Hallux Rigidus & Hallux Limitus, affection of the big toe
More frequent in men. It manifests itself in pain and / or stiffness of the big toe. It can sometimes cause a lameness and a difficulty in the footing. The shoe becomes painful to bear and causes friction in contact with the great toe. Hallux Limitus is the beginning of this affection: there is a simple limitation of the range of mobility of the joint of the big toe.
Hallux rigidus shows a pain and / or stiffness of the big toe. At the end of the development of this condition, a “bump” is also usually formed, also called “exostosis” on the dorsal surface of the big toe and then around the joint. These excess bones are also called “osteophytes”. The spacing between the metatarsal and the phalanx is reduced, indicating wear of the cartilage and the space becoming narrower and narrower, thus signing the stiffness of the joint.
The diagnosis is made by an x-ray of the foot. This examination often reveals osteoarthritis of the metatarsophalangeal joint (MTP) of the big toe. When the deformity becomes advanced, a thickening of the skin (hyperkeratosis) is formed and a stiffness of the big toe is added, which can not bend upwards (fold) and cause pain and lameness.
To avoid pain, the patient dodges, unconsciously the support, and to avoid pain and lameness, involuntarily twists the foot outside on the outer edge of the foot, pressing more on the edge of the 5th metatarsal; It is the “avoidance syndrome”. One then walks the foot “turned” towards the outside, on the outer edge of the shoe.
HALLUX RIGIDUS & HALLUX LIMITUS
Conservative medical treatment?
The treatment is primarily medical:
- NSAIDs (non-steroidal anti-inflammatory drugs) and analgesics (painkillers) in general, associated with local care and a modification of the footwear (wear a shoe half a size wider with rounded tip, flexible and wide).
- Wearing a sole is recommended. The latter will seek to raise the head of the first metatarsal.
This is recommended when the pain becomes disabling and when the medical treatment becomes inoperative. Several types of intervention can then be proposed.
Treatments that retain the mobility of the MTP joint
Is to remove the osteophytes and release the capsule to give more mobility. Also to do the “articular toilet” which consists of removing cartilaginous and fibrinous debris related to osteoarthritis. This gesture is often associated with a capsulotomy and / or an arthrolysis.
Osteotomy of one or two bones of the first ray
By shortening the phalanx and / or the metatarsal (a few mm), the pressure on the joint is reduced and an amplitude of mobility is restored, if the cartilage is still preserved. This procedure alters the mechanics and can stabilize or slow down the development, which in the young patient leaves the possibility of an arthrodesis in a later phase, or a later age. This gesture is often associated with a capsulotomy and / or an arthrolysis.
Its indication is very limited; there is no product that has been the unanimity of the operators.
Treatment that blocks mobility
It is a procedure that consists of a suppression of the cartilage and a definitive fixation of the position of the phalanx with respect to the metatarsal. This intervention is radical, it suppresses pain.

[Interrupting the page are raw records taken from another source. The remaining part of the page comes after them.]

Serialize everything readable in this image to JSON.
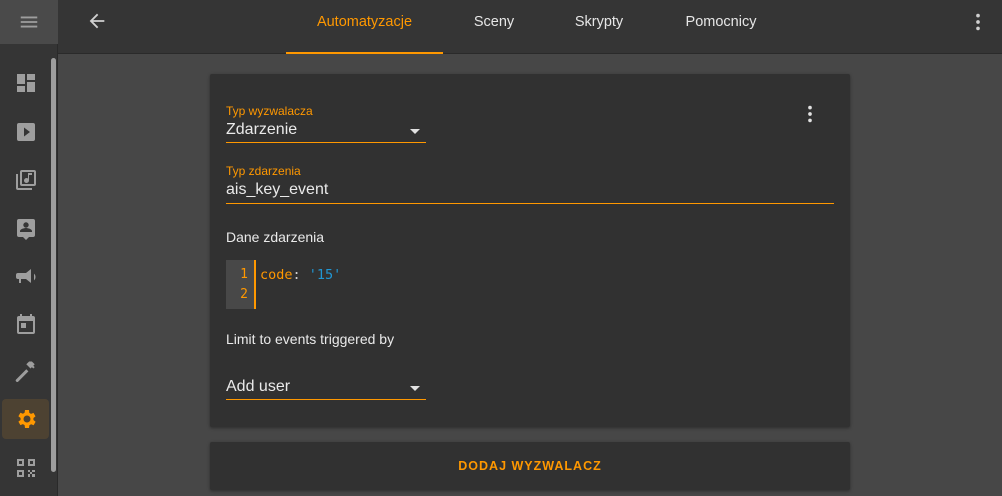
{
  "topbar": {
    "tabs": [
      {
        "label": "Automatyzacje",
        "active": true
      },
      {
        "label": "Sceny",
        "active": false
      },
      {
        "label": "Skrypty",
        "active": false
      },
      {
        "label": "Pomocnicy",
        "active": false
      }
    ]
  },
  "sidebar": {
    "items": [
      {
        "icon": "dashboard-icon"
      },
      {
        "icon": "play-icon"
      },
      {
        "icon": "media-library-icon"
      },
      {
        "icon": "contact-icon"
      },
      {
        "icon": "megaphone-icon"
      },
      {
        "icon": "calendar-icon"
      },
      {
        "icon": "hammer-icon"
      },
      {
        "icon": "gear-icon",
        "active": true
      },
      {
        "icon": "qrcode-icon"
      }
    ]
  },
  "trigger": {
    "trigger_type_label": "Typ wyzwalacza",
    "trigger_type_value": "Zdarzenie",
    "event_type_label": "Typ zdarzenia",
    "event_type_value": "ais_key_event",
    "event_data_label": "Dane zdarzenia",
    "code": {
      "line_numbers": [
        "1",
        "2"
      ],
      "key": "code",
      "separator": ": ",
      "value": "'15'"
    },
    "limit_label": "Limit to events triggered by",
    "user_select_value": "Add user"
  },
  "add_trigger_label": "DODAJ WYZWALACZ",
  "colors": {
    "accent": "#ff9800",
    "background": "#474747",
    "card": "#313131",
    "bar": "#353535",
    "code_string": "#2196d3"
  }
}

Its disadvantage is that it assumes a precise angle and therefore a precise height of the heel to be worn definitively, which can be very restrictive. In women, this must be explained in advance and a well-understood and fully agreed decision must be taken. This procedure can be performed in a closed, mini-invasive or open-hearth setting. In both cases, a fixation means is required: 2 cross screws or more solid with a plate osteosynthesis. (Arthrodesis with osteosynthesis per plate and screw)
- Osteophites: bone formation around the joint, linked to the development of joint arthrosis. It is visible on the radio.
- Exostose: Bony protrusion, at a distance from the joint, its formation is related to the excess friction of the bone against a rather rigid body, the shoe for example.
- Osteotomy: section of the bone to straighten an axis, is done with a surgical saw, or by weakening the bone by perforations all around the bone, in a postage stamp making bone correction possible by a Simple manual tensioning effort. It is a sort of “fracture” for therapeutic purposes.
- MTP joint: Metatarsophalangeal joint.
- Arthrodesis: “definitive” blocking of a joint after resection of the cartilaginous surfaces, trailing an ankylosis: term meaning a loss of definitive movement of the said articulation.
- First ray: the large toe essentially: Together the metatarsal and the 2 phalanges.
- Inflammatory bursitis: serous, reddish, sometimes liquid fluid formation indicating mechanical friction.
- Ulcerative bursitis: inflammatory bursitis with thinned skin that can ulcerate.
- Horn: hard skin formation consisting of superficial epidermal tissue.
- Hyperkeratosis: Applying keratin, which tends to strengthen the skin in the conflict in reaction to friction, it is a first sign of skin suffering, reflecting a mechanical cause.
- Keratoma: Thick skin formation with early onset and sometimes medial perforation of somber color.
- Capsulotomy: section of the joint capsule to release the joint.
Arthrolysis: release of the articulation and surrounding adherences with mobilization of the joint MTP.